Meurthe-et-Moselle : Une mère de famille défenestre une camarade de sa fille, 15 ans de réclusion criminelle


Illustration (Mike Fouque / Shutterstock)

La cour d’assises de Meurthe-et-Moselle a condamné une femme, ce mardi, à 15 ans de réclusion criminelle pour avoir défenestré une camarade de classe de sa fille.

Les jurés, présents à ce procès qui s’est ouvert vendredi, ont été plus sévères que le parquet qui avait requis 12 ans de prison à l’encontre de Samira Habri pour « tentative d’assassinat ».

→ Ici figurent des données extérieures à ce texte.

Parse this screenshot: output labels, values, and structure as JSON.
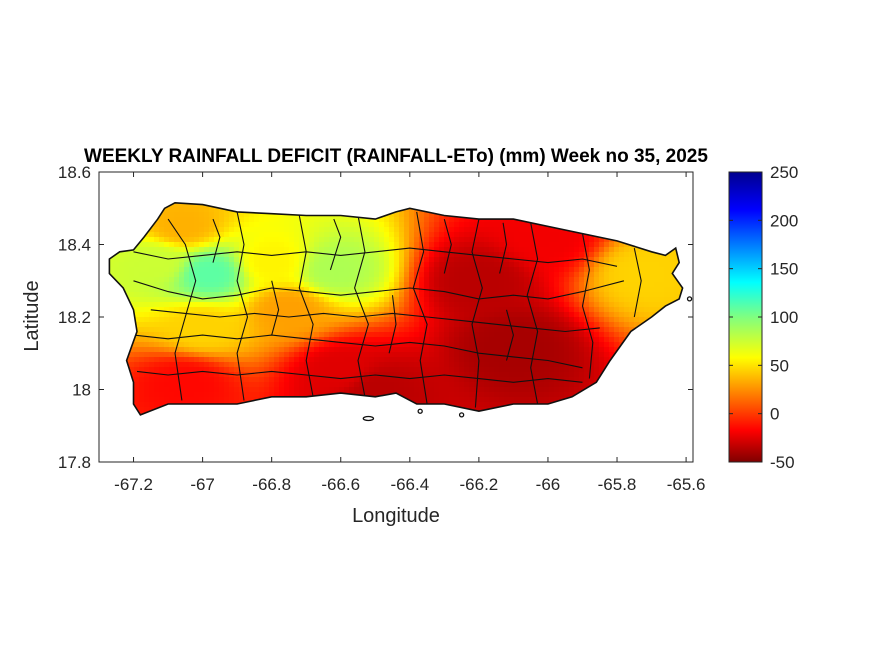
{
  "chart_data": {
    "type": "heatmap",
    "title": "WEEKLY RAINFALL DEFICIT (RAINFALL-ETo) (mm) Week no 35, 2025",
    "xlabel": "Longitude",
    "ylabel": "Latitude",
    "xlim": [
      -67.3,
      -65.58
    ],
    "ylim": [
      17.8,
      18.6
    ],
    "xticks": [
      -67.2,
      -67,
      -66.8,
      -66.6,
      -66.4,
      -66.2,
      -66,
      -65.8,
      -65.6
    ],
    "xtick_labels": [
      "-67.2",
      "-67",
      "-66.8",
      "-66.6",
      "-66.4",
      "-66.2",
      "-66",
      "-65.8",
      "-65.6"
    ],
    "yticks": [
      17.8,
      18,
      18.2,
      18.4,
      18.6
    ],
    "ytick_labels": [
      "17.8",
      "18",
      "18.2",
      "18.4",
      "18.6"
    ],
    "colorbar": {
      "colormap": "jet",
      "clim": [
        -50,
        250
      ],
      "ticks": [
        -50,
        0,
        50,
        100,
        150,
        200,
        250
      ],
      "tick_labels": [
        "-50",
        "0",
        "50",
        "100",
        "150",
        "200",
        "250"
      ]
    },
    "field_features": [
      {
        "region": "west-central interior",
        "lon": -66.98,
        "lat": 18.32,
        "value": 110
      },
      {
        "region": "far west",
        "lon": -67.13,
        "lat": 18.35,
        "value": 75
      },
      {
        "region": "northwest coast",
        "lon": -67.06,
        "lat": 18.45,
        "value": 35
      },
      {
        "region": "north-central interior",
        "lon": -66.62,
        "lat": 18.33,
        "value": 85
      },
      {
        "region": "north-central",
        "lon": -66.8,
        "lat": 18.35,
        "value": 55
      },
      {
        "region": "central",
        "lon": -66.75,
        "lat": 18.22,
        "value": 30
      },
      {
        "region": "southwest interior",
        "lon": -67.0,
        "lat": 18.17,
        "value": 45
      },
      {
        "region": "east coast",
        "lon": -65.72,
        "lat": 18.32,
        "value": 45
      },
      {
        "region": "southeast interior",
        "lon": -66.1,
        "lat": 18.12,
        "value": -40
      },
      {
        "region": "east-central",
        "lon": -66.2,
        "lat": 18.3,
        "value": -35
      },
      {
        "region": "south coast",
        "lon": -66.5,
        "lat": 18.0,
        "value": -35
      },
      {
        "region": "south-central",
        "lon": -66.6,
        "lat": 18.05,
        "value": -25
      },
      {
        "region": "southwest coast",
        "lon": -67.05,
        "lat": 18.02,
        "value": -15
      },
      {
        "region": "northeast coast",
        "lon": -66.0,
        "lat": 18.42,
        "value": -20
      }
    ]
  },
  "colors": {
    "jet_dark_red": "#800000",
    "jet_red": "#ff0000",
    "jet_orange": "#ff8000",
    "jet_yellow": "#ffff00",
    "jet_green": "#80ff80",
    "jet_cyan": "#00ffff",
    "jet_blue": "#0000ff",
    "jet_dark_blue": "#00008f",
    "outline": "#111111"
  }
}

Cette mère de famille, âgée de 54 ans, était poursuivie pour avoir jeté du 5ème étage une adolescente avec qui sa fille était en conflit. Les faits remontent au 9 novembre 2016 et ont eu lieu dans un quartier populaire de Vandœuvre-lès-Nancy, dans la banlieue de Nancy (Meurthe-et-Moselle).

Un guet-apens

L’enquête a permis de déterminer que l’accusée avait attiré sa victime à son domicile, avant de passer à l’acte, en pleine journée. Cette dernière, âgée de 15 ans au moment des faits, avait chuté cinq étages plus bas, dans un buisson entouré de deux rochers. Ses graves blessures lui ont causé huit semaines d’Incapacité totale de travail (ITT) et elle en a gardé d’importantes séquelles.

« Si tu ne sautes pas, je te tue »

Présente à l’audience, la jeune fille aujourd’hui âgée de 18 ans porte sur son visage deux cicatrices, l’une à la pommette et l’autre à la paupière. Elle a été contrainte d’arrêter la gymnastique rythmique, et refuse de donner sa nouvelle adresse devant l’accusée, relate France Bleu.

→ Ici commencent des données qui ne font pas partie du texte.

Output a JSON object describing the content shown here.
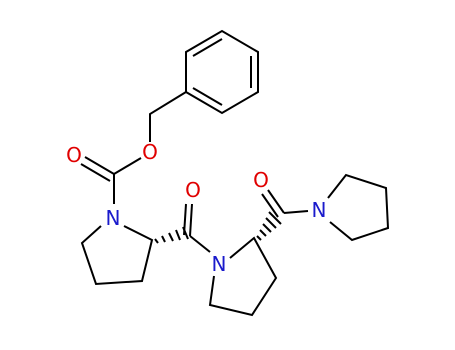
{
  "atoms": [
    {
      "label": "O"
    },
    {
      "label": "O"
    },
    {
      "label": "N"
    },
    {
      "label": "O"
    },
    {
      "label": "N"
    },
    {
      "label": "O"
    },
    {
      "label": "N"
    }
  ]
}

La voix tremblante et en pleurs face aux jurés, elle a relaté comment la mère de sa camarade, avec laquelle elle s’était battue, l’avait attirée à son domicile. Elle a ensuite témoigné avoir été étranglée puis menacée par la quinquagénaire : « Si tu ne sautes pas, je te tue », avant d’être poussée par la fenêtre, ajoutant un détail effarant : la femme lui aurait décroché un à un les doigts pour la faire tomber dans le vide.

L’accusée nie les faits

Les psychiatres qui ont examiné l’accusée n’ont pas apporté des conclusions similaires entre elles. L’un a trouvé la femme perturbée, mais deux autres l’ont diagnostiquée dépressive mais totalement responsable de ses actes, rapporte Le Républicain Lorrain.

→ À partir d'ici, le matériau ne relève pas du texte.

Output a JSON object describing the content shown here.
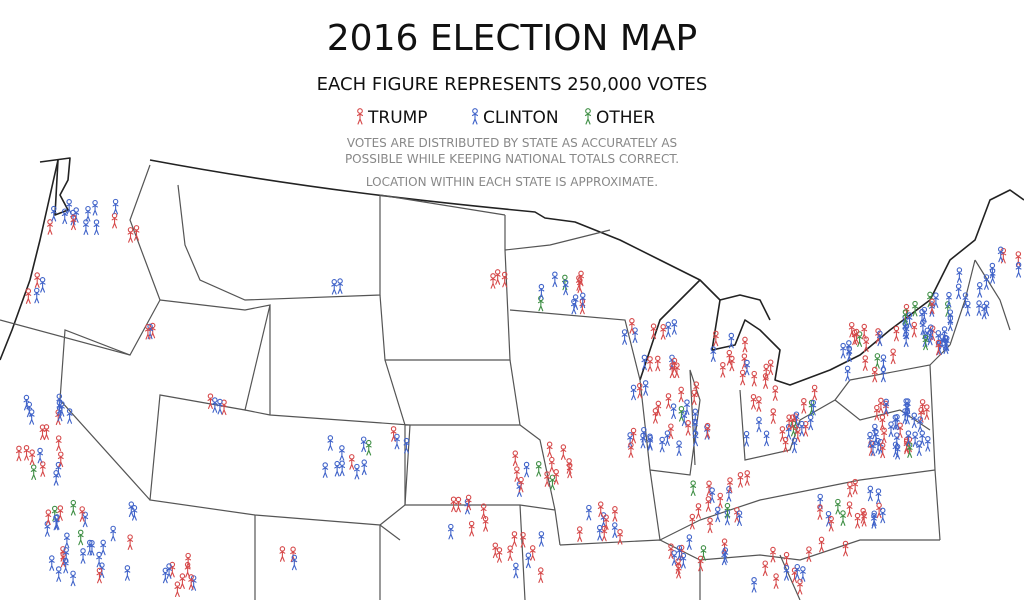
{
  "title": "2016 ELECTION MAP",
  "subtitle": "EACH FIGURE REPRESENTS 250,000 VOTES",
  "legend": [
    {
      "name": "TRUMP",
      "color": "#d6494a"
    },
    {
      "name": "CLINTON",
      "color": "#4063c9"
    },
    {
      "name": "OTHER",
      "color": "#3f8f45"
    }
  ],
  "notes": [
    "VOTES ARE DISTRIBUTED BY STATE AS ACCURATELY AS",
    "POSSIBLE WHILE KEEPING NATIONAL TOTALS CORRECT.",
    "LOCATION WITHIN EACH STATE IS APPROXIMATE."
  ]
}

À l’audience, l’accusée a totalement nié les faits qui lui étaient reprochés, affirmant que la jeune fille s’était présentée à son domicile en compagnie d’hommes encagoulés. Concernant sa chute du 5ème étage ? Elle se serait jetée par la fenêtre pour s’enfuir, a affirmé la mère de famille, répétant « Tout ce qu’elle raconte, c’est faux ! ». Une version qui n’a convaincu ni les magistrats, ni les jurés.

Sa fille incarcérée

La fille de la quinquagénaire a également été condamnée par la justice pour de « menaces de mort » et « offre de commettre un assassinat » par le tribunal pour enfants, rapporte Lorraineactu. Elle a écopé de 30 mois de prison, dont 15 avec sursis, et se trouve actuellement incarcérée dans le quartier des femmes de la prison de Nancy-Maxéville.